Abstract

Bug localization is challenging and time-consuming. Given a bug report, a developer may spend tremendous time comprehending the bug description together with code in order to locate bugs. To facilitate bug report comprehension, information retrieval (IR)-based bug localization techniques have been proposed to automatically search for and rank potential buggy code elements (i.e., classes or methods). However, these techniques do not leverage any dynamic execution information of buggy programs. In this paper, we perform the first systematic study on how dynamic execution information can help with static IR-based bug localization.

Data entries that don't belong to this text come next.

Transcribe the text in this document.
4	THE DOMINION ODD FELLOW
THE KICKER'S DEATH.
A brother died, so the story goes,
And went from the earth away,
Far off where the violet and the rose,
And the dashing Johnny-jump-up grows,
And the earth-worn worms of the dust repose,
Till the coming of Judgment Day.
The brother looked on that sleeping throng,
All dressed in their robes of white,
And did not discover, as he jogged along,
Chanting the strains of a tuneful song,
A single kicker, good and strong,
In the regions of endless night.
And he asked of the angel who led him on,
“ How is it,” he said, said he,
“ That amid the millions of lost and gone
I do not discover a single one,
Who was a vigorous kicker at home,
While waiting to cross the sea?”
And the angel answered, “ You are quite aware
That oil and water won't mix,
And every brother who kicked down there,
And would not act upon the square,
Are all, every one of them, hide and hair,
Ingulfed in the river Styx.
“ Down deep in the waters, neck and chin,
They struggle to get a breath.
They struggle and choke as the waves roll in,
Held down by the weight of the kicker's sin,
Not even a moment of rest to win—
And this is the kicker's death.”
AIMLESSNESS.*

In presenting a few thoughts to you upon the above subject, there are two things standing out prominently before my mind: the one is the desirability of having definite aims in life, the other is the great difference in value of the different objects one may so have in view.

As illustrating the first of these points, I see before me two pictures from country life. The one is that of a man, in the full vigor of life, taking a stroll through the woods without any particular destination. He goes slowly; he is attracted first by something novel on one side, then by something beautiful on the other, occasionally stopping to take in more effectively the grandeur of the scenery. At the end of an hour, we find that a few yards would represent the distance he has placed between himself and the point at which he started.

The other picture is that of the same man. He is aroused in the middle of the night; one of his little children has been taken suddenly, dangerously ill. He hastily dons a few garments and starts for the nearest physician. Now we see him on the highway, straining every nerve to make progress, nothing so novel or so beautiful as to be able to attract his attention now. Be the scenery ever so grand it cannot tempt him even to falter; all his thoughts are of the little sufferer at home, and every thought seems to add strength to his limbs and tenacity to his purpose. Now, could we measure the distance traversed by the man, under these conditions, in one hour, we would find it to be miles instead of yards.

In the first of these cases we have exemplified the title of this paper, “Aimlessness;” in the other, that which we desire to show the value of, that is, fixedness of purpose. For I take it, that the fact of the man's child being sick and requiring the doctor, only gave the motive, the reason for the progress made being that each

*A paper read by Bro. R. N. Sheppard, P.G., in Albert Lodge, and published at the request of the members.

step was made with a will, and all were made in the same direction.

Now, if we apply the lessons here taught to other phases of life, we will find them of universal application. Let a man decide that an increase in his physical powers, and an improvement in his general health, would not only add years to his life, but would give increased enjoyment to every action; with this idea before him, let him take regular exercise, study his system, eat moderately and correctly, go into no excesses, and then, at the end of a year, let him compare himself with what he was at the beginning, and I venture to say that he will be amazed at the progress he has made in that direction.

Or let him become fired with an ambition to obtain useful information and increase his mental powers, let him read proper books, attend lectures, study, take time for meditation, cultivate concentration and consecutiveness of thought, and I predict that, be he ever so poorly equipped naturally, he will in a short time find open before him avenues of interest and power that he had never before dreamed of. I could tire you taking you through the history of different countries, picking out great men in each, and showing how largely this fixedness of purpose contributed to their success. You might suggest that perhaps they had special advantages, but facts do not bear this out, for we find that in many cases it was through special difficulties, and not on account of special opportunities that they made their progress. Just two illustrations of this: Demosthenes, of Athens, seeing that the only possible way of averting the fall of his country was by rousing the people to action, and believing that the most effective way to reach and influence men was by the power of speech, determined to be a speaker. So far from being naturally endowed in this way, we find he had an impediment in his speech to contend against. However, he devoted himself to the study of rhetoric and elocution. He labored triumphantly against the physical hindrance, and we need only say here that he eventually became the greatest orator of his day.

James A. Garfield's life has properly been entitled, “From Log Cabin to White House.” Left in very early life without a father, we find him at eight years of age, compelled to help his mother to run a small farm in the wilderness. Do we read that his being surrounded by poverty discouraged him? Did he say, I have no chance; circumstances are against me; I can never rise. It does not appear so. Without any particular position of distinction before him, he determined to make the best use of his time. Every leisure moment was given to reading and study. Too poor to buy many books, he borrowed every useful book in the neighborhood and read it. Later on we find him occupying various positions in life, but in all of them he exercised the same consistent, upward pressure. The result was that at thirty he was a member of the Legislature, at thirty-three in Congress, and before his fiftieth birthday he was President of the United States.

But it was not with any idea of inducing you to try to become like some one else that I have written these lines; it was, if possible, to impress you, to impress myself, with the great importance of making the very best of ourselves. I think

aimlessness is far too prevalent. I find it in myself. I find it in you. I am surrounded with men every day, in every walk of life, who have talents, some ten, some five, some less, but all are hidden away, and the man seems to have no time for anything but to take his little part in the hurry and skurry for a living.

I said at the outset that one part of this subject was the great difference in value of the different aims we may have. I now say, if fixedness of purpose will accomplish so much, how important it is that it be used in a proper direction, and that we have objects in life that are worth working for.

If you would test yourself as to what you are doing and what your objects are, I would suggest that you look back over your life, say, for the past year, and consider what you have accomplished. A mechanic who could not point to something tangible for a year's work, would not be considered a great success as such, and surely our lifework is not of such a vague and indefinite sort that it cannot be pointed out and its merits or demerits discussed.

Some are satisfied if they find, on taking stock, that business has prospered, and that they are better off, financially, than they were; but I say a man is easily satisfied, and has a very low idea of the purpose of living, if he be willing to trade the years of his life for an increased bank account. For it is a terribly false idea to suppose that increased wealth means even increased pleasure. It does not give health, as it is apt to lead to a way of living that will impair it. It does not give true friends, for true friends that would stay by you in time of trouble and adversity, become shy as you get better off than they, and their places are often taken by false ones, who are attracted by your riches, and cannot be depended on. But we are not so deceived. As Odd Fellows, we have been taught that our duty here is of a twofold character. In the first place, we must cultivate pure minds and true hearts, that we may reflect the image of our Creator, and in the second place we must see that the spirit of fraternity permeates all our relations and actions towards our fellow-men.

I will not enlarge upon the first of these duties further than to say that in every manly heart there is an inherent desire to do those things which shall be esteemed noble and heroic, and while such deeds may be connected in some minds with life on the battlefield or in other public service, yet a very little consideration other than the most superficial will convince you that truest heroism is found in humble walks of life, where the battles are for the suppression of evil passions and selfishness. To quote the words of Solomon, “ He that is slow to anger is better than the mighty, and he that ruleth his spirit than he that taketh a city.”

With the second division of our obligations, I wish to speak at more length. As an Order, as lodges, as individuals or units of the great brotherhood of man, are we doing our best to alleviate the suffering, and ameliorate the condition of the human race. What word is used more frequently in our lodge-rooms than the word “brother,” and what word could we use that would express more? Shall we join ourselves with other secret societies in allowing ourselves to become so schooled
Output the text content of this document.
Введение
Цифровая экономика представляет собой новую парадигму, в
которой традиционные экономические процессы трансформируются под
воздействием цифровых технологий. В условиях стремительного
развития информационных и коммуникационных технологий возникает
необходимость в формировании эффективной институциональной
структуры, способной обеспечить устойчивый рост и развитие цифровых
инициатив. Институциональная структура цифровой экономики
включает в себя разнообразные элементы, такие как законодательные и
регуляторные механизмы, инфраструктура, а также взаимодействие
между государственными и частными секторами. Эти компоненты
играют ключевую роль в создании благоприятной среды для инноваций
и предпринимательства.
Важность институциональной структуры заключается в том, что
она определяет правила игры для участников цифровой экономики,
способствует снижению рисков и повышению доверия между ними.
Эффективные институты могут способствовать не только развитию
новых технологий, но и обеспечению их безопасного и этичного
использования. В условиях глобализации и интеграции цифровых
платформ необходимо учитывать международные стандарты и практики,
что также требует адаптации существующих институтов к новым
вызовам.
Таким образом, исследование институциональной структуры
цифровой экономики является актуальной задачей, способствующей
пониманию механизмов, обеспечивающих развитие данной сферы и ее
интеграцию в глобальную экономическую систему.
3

More specifically, with the fixing patches and bug reports of 157 real bugs, we investigated the impact of various execution information (i.e. coverage, slicing, and spectrum) on three IR-based techniques: the baseline technique, BugLocator, and BLUiR. Our experiments demonstrate that both the coverage and slicing information of failed tests can effectively reduce the search space and improve IR-based techniques at both class and method levels. Using additional spectrum information can further improve bug localization at the method but not the class level. Some of our investigated ways of augmenting IR-based bug localization with execution information even outperform a state-of-the-art technique, which merges spectrum with an IR-based technique in a complicated way. Different from prior work, by investigating various easy-to-understand ways to combine execution information with IR-based techniques, this study shows for the first time that execution information can generally bring considerable improvement to IR-based bug localization.